In the days the Japanese economy boomed like the Amazon rainforest at the peak of rain season, the cold war still dragged like an exhausted mule in the sub-Saharan plains of New Mexico, and video games were still developed in assembly by a hot-shot one-man crew of dangerously elevated glucose, a pixilated figure of an uncannily humanoid aspect lands in the depths of an ancient Persian palace, saintly white robed and ready for carnage.
I refer to the legendary Prince of Persia, sometimes known simply as the Prince. In the fashion of a tragic tale of 1001 nights, the unnamed Prince, madly infatuated with the unnamed Princess, falls victim to sudden turmoil at the hands of the treacherous Grand Vizier Jaffar. The Vizier too has his eyes on the Princess, although less for romantic motives and more for the ascension to power. Alas, her heart a sole proprietorship, Jaffar’s courting attempts are met in vain. With the Sultan away in distant lands and unable to intervene, Jaffar, enraged, wreaks vengeance upon all.
Jaffar imprisons the Prince in the spacious confines of a surprisingly well-maintained and at times exotic edifice of a dungeon. He then grounds the Princess to her chambers with an ultimatum. Either she accepts Jaffar’s hand, or everyone perishes. With the theatrics of a striking thunderbolt, Jaffar further proceeds to conjure an hourglass with a 1-hour time frame for the Princess to come to a decision. As a token of good sportsmanship, however, he grants the same short time interval for the Prince to transcend the obstacles of the 12-level dungeon and, having attained the upper hand in a defining act of chivalry of a one-on-one duel between the two rivals, rescue his beloved.
The sole available recourse leaves our Prince to crawl his way through that glorified hell of deadly booby traps, morbidly obese henchmen of amateur swordsmanship and confined mobility, displays of necromancy, hallucinogenic potions, and a perturbation of the supernatural kind here and there to be witnessed. The Prince encounters unstable grounding, floor spikes, guillotines, remotely activated gates and terrestrial void, leaving one to resort to much long-jumping, scaling and fencing. And in spirit of classic storytelling cliché, the Prince inevitably comes to face himself as his own greatest opponent.
All considered, I say not a bad arrangement of masterful suspense, and the Prince more than fit for the role. A capable swordsman, an agile acrobat, and an impressively enduring runner, I identified few obstacles as authentically challenging beyond the mishap of an occasionally dislocated shoulder or a ruptured kidney from a sword blow too many. And it’s nothing an enchanted potion of herbs, hibiscus and opium couldn’t cure.
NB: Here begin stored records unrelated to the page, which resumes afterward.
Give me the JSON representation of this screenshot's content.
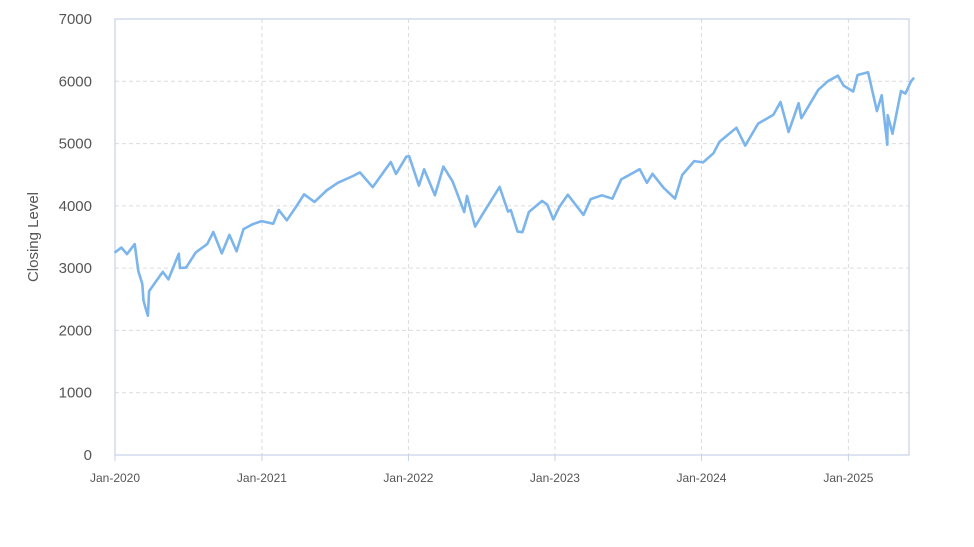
{
  "chart_data": {
    "type": "line",
    "title": "",
    "xlabel": "",
    "ylabel": "Closing Level",
    "ylim": [
      0,
      7000
    ],
    "xlim": [
      "2020-01-01",
      "2025-06-01"
    ],
    "y_ticks": [
      0,
      1000,
      2000,
      3000,
      4000,
      5000,
      6000,
      7000
    ],
    "x_ticks": [
      {
        "date": "2020-01-01",
        "label": "Jan-2020"
      },
      {
        "date": "2021-01-01",
        "label": "Jan-2021"
      },
      {
        "date": "2022-01-01",
        "label": "Jan-2022"
      },
      {
        "date": "2023-01-01",
        "label": "Jan-2023"
      },
      {
        "date": "2024-01-01",
        "label": "Jan-2024"
      },
      {
        "date": "2025-01-01",
        "label": "Jan-2025"
      }
    ],
    "grid": true,
    "legend": "none",
    "line_color": "#7cb5ec",
    "series": [
      {
        "points": [
          [
            "2020-01-02",
            3258
          ],
          [
            "2020-01-17",
            3330
          ],
          [
            "2020-01-31",
            3225
          ],
          [
            "2020-02-19",
            3386
          ],
          [
            "2020-02-28",
            2954
          ],
          [
            "2020-03-09",
            2746
          ],
          [
            "2020-03-12",
            2480
          ],
          [
            "2020-03-16",
            2386
          ],
          [
            "2020-03-23",
            2237
          ],
          [
            "2020-03-26",
            2630
          ],
          [
            "2020-04-08",
            2750
          ],
          [
            "2020-04-29",
            2940
          ],
          [
            "2020-05-13",
            2820
          ],
          [
            "2020-06-08",
            3232
          ],
          [
            "2020-06-11",
            3002
          ],
          [
            "2020-06-26",
            3009
          ],
          [
            "2020-07-20",
            3251
          ],
          [
            "2020-08-18",
            3390
          ],
          [
            "2020-09-02",
            3580
          ],
          [
            "2020-09-23",
            3237
          ],
          [
            "2020-10-12",
            3534
          ],
          [
            "2020-10-30",
            3270
          ],
          [
            "2020-11-16",
            3627
          ],
          [
            "2020-12-08",
            3702
          ],
          [
            "2020-12-31",
            3756
          ],
          [
            "2021-01-29",
            3714
          ],
          [
            "2021-02-12",
            3934
          ],
          [
            "2021-03-04",
            3768
          ],
          [
            "2021-03-26",
            3974
          ],
          [
            "2021-04-16",
            4185
          ],
          [
            "2021-05-12",
            4063
          ],
          [
            "2021-06-11",
            4247
          ],
          [
            "2021-07-09",
            4370
          ],
          [
            "2021-08-16",
            4479
          ],
          [
            "2021-09-02",
            4537
          ],
          [
            "2021-10-04",
            4300
          ],
          [
            "2021-11-18",
            4704
          ],
          [
            "2021-12-01",
            4513
          ],
          [
            "2021-12-27",
            4791
          ],
          [
            "2022-01-03",
            4796
          ],
          [
            "2022-01-27",
            4326
          ],
          [
            "2022-02-09",
            4587
          ],
          [
            "2022-03-08",
            4170
          ],
          [
            "2022-03-29",
            4631
          ],
          [
            "2022-04-21",
            4393
          ],
          [
            "2022-05-20",
            3901
          ],
          [
            "2022-05-27",
            4158
          ],
          [
            "2022-06-16",
            3667
          ],
          [
            "2022-07-08",
            3899
          ],
          [
            "2022-08-16",
            4305
          ],
          [
            "2022-09-06",
            3908
          ],
          [
            "2022-09-13",
            3932
          ],
          [
            "2022-09-30",
            3586
          ],
          [
            "2022-10-12",
            3577
          ],
          [
            "2022-10-28",
            3901
          ],
          [
            "2022-11-30",
            4080
          ],
          [
            "2022-12-13",
            4019
          ],
          [
            "2022-12-28",
            3783
          ],
          [
            "2023-01-12",
            3983
          ],
          [
            "2023-02-02",
            4179
          ],
          [
            "2023-03-13",
            3855
          ],
          [
            "2023-03-31",
            4109
          ],
          [
            "2023-04-28",
            4169
          ],
          [
            "2023-05-24",
            4115
          ],
          [
            "2023-06-15",
            4425
          ],
          [
            "2023-07-31",
            4589
          ],
          [
            "2023-08-18",
            4370
          ],
          [
            "2023-09-01",
            4515
          ],
          [
            "2023-09-29",
            4288
          ],
          [
            "2023-10-27",
            4117
          ],
          [
            "2023-11-14",
            4495
          ],
          [
            "2023-12-14",
            4719
          ],
          [
            "2024-01-05",
            4697
          ],
          [
            "2024-01-31",
            4845
          ],
          [
            "2024-02-15",
            5030
          ],
          [
            "2024-03-28",
            5254
          ],
          [
            "2024-04-19",
            4967
          ],
          [
            "2024-05-21",
            5321
          ],
          [
            "2024-06-28",
            5460
          ],
          [
            "2024-07-16",
            5667
          ],
          [
            "2024-08-05",
            5186
          ],
          [
            "2024-08-30",
            5648
          ],
          [
            "2024-09-06",
            5408
          ],
          [
            "2024-10-18",
            5864
          ],
          [
            "2024-11-11",
            6001
          ],
          [
            "2024-12-06",
            6090
          ],
          [
            "2024-12-20",
            5930
          ],
          [
            "2025-01-13",
            5836
          ],
          [
            "2025-01-24",
            6101
          ],
          [
            "2025-02-19",
            6144
          ],
          [
            "2025-03-13",
            5521
          ],
          [
            "2025-03-25",
            5776
          ],
          [
            "2025-04-08",
            4982
          ],
          [
            "2025-04-09",
            5456
          ],
          [
            "2025-04-21",
            5158
          ],
          [
            "2025-05-12",
            5844
          ],
          [
            "2025-05-23",
            5802
          ],
          [
            "2025-06-06",
            6000
          ],
          [
            "2025-06-12",
            6045
          ]
        ]
      }
    ]
  }
}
Concerning the 1-hour time limitation, I see a wise design decision. In a world of video games of hundreds of hours of possible gameplay to reach a climax, including the game we occupy, the contrasting short time limit cuts straight to the dessert. The compact universe our Prince inhabits leaves little opportunity for vagabond wondering, window shopping or sabbaticals. No, it necessitates initiative and decisiveness. Live as if not the day were your last, but the hour. Live for hardly a tiny fraction of the earth’s orbit about the sun. In but a moment, quicker than one might dress for a night of evening entertainment, we witness the valiant protagonist confront the greatest challenge yet, undermine the evil scheme and achieve success.
The henchmen, be they physically inapt, recognize the fragility of the ephemeral moment. They accept their eventuality, and they accept it like an authentic stoic. They don’t succumb to panic, nervous jitters, cowardice or anxiety. They emit not a whimper, acknowledging that in all likelihood the Prince will grind through them like a piece of rare cooked meat. They remain still, emotionless, swords sheathed, ready to engage in the wake of the defining moment. They perform their task with the gracefulness of the samurai.
For the epoch, the realization of this story ark on game consoles and PCs arrived ahead of its time. Fluid mechanics, gripping suspense, solid yet unimposing musical score in brief moments of interlude and, last but not least, an epiphany or two to be had. As I tend to say when confronted with similarly impactful products of pop culture, bravo, with a capital B.